In the months leading up to President Joe Biden’s inauguration, we heard numerous calls for the federal government to cancel at least some outstanding student debt as a means of stimulating the economy and addressing the unfair burden higher education policies have placed on two generations of young people. On Feb. 4, a group of democratic lawmakers led by Senate Majority Leader Charles Schumer (N.Y.) and Sen. Elizabeth Warren (Mass.) called again on President Biden to forgive up to $50,000 in federally held student debt per borrower. As they have done in the past, we expect skeptics to argue that student loan forgiveness is misdirected because Americans with college degrees have been “less devastated by the economic effects of COVID-19 than their non-college-educated counterparts.” But that analysis misunderstands both who holds student debt and who has been most deeply affected by the pandemic.
Let’s take a look:
Those with some college education but no degree
Fewer than half of Americans who start a college degree finish. That means many people have student loans without the earnings advantages a completed degree provides. This group has been hit particularly hard by COVID-19. In a PEW survey from September the largest group of adults to say they or someone in their household had lost a job or wages due to COVID was adults with some college education but no degree. This same group is one of the most likely to struggle with student debt. Prior to COVID, adults who began college but did not finish were three times more likely to default on student loans than borrowers who completed a degree.
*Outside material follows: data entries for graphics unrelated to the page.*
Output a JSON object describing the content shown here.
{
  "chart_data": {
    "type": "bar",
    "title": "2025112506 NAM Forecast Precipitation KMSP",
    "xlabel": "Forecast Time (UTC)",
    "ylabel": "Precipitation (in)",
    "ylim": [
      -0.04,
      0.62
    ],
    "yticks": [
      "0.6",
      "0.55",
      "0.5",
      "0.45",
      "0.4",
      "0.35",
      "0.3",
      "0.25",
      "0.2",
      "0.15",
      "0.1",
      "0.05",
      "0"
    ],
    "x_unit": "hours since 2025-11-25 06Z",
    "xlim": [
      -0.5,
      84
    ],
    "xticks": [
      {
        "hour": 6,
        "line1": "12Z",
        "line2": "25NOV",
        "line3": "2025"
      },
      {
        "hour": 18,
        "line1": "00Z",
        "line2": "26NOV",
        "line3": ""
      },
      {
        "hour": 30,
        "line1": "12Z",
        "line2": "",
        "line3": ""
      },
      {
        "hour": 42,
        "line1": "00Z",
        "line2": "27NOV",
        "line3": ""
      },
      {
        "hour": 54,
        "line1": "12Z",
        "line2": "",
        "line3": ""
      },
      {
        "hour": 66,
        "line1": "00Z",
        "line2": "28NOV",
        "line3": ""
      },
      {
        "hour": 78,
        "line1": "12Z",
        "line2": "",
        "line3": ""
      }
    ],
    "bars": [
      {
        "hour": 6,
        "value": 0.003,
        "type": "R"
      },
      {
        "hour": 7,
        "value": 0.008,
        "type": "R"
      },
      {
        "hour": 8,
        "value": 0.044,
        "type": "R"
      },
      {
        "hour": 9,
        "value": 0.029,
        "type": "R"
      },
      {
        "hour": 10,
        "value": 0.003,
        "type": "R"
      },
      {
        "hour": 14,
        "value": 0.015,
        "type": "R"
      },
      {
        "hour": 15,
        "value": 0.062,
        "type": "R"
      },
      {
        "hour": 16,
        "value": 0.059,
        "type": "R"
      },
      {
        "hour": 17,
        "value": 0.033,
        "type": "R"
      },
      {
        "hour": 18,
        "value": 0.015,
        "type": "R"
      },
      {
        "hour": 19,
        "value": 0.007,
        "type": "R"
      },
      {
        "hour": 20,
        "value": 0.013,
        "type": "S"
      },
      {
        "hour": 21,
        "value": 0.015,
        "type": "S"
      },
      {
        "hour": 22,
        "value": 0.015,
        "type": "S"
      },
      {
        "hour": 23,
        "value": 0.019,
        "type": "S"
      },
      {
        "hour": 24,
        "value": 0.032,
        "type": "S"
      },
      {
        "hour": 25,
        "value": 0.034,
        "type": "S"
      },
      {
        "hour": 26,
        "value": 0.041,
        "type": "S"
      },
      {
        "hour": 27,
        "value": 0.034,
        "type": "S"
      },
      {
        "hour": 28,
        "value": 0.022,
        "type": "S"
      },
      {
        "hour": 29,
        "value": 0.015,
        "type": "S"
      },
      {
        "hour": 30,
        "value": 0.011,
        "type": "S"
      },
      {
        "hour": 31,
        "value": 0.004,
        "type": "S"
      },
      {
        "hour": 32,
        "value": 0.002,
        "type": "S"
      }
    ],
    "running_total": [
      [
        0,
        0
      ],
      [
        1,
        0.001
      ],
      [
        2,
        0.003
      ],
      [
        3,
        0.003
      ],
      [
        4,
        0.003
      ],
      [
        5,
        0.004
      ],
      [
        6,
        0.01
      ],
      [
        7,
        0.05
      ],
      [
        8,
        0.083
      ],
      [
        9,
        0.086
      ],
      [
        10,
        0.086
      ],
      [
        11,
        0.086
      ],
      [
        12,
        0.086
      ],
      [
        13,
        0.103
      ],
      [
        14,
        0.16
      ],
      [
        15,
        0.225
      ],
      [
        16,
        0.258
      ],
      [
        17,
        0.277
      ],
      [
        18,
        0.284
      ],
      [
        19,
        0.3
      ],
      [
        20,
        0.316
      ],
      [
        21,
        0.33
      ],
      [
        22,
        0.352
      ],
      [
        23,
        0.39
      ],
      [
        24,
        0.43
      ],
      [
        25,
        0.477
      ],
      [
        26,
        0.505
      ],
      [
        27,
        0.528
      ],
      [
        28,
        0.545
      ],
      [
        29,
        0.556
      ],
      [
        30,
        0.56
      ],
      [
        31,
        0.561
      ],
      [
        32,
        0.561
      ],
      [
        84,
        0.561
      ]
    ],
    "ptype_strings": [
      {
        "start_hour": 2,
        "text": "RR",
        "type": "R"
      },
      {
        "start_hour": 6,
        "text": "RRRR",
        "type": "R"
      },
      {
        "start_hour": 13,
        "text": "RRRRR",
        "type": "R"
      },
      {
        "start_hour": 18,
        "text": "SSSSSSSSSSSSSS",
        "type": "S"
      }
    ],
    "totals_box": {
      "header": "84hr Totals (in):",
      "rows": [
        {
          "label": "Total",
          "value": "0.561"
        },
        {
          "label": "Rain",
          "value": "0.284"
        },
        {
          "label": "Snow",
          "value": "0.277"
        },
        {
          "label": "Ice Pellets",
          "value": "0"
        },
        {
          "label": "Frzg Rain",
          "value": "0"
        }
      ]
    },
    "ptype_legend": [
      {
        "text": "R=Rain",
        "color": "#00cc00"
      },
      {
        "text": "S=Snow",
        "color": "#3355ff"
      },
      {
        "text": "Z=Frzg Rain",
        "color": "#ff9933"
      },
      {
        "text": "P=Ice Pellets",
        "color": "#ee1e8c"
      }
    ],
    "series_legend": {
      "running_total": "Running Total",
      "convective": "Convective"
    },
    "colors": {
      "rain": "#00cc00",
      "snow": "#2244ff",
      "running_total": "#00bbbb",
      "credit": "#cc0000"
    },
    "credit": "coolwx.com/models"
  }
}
Workers in industries that can’t go remote
The professions hardest hit by COVID-19 are those that simply cannot go remote: retail, restaurants, and other service sector jobs including “nonessential” healthcare. While not all of these are sectors where degrees are required, they are also not classic “blue collar” jobs where degrees and college experience are rare. For example, one study found 49 percent of retail workers hold student debt.
Healthcare workers
Private healthcare workers (for example, home health aides and vocational nurses) are also in a high-debt industry. Healthcare workers have been split between those on the frontlines of the COVID-19 health crisis and those who have experienced significant layoffs because of the pandemic. In either case, they are likely to hold student debt. Private healthcare workers with student debt hold an average of $75,366, more than twice the national average. And their debt-to-income ratio is far higher than the average borrower; on average student loan payments make up almost 10 percent of health workers monthly income.
Young people under 30
Young people have been hit particularly hard by COVID; over 50 percent of adults under 30 reported job loss or pay cuts in their household due to COVID. This is also the group holding the largest amount of student debt, with about one-third of all young people under 30 holding debt. Furthermore, adults under 30 have reported having the most difficulty paying bills during COVID, perhaps unsurprising because they have had the least amount of time to save.
Black and Latinx people
At this point, it is widely known that both the student loan crisis and the COVID-19 economic crisis have had disproportionate impacts on Black and brown people. But it’s worth reviewing the numbers because on both counts they are so striking. As of August 2020, the unemployment rate among young Black workers was 24.7 percent, as compared to 11.9 percent for young white workers. Compared to white workers, Black workers overall are 5 percent more likely to report layoffs and wage cuts as a result of COVID, and Latinx workers are a full 15 percent more likely. Turning to student loans, 90 percent of Black and 72 percent of Latinx students take on student debt, compared to just 66 percent of white students. Even in the best of times, Black and Latinx borrowers struggle to pay off loans when compared to their white peers because they make less upon graduating.
Women
Meanwhile, women accounted for all of the jobs lost in the U.S. in December. Women, especially Black and brown women, have had a particularly tough time during the COVID-19 recession because they are concentrated in the sectors that have experienced the greatest job loss and because they have had to take on extra caregiving responsibilities as childcare options have disappeared. At the same time, two-thirds of outstanding student loan debt is held by women. Women also struggle to pay off loans because they make less in the job market, which means that doubly discriminated against Black and brown women face the steepest challenge in paying off student loans.
Cancellation is by no means sufficient to address the student debt crisis—which predates the pandemic—or reach all of the people the pandemic has hurt. But people who make arguments that canceling student debt would miss those the pandemic touched do not understand the breadth of either the student debt crisis or the current economic crisis. Cancelling student debt could quickly and directly benefit millions who need help now.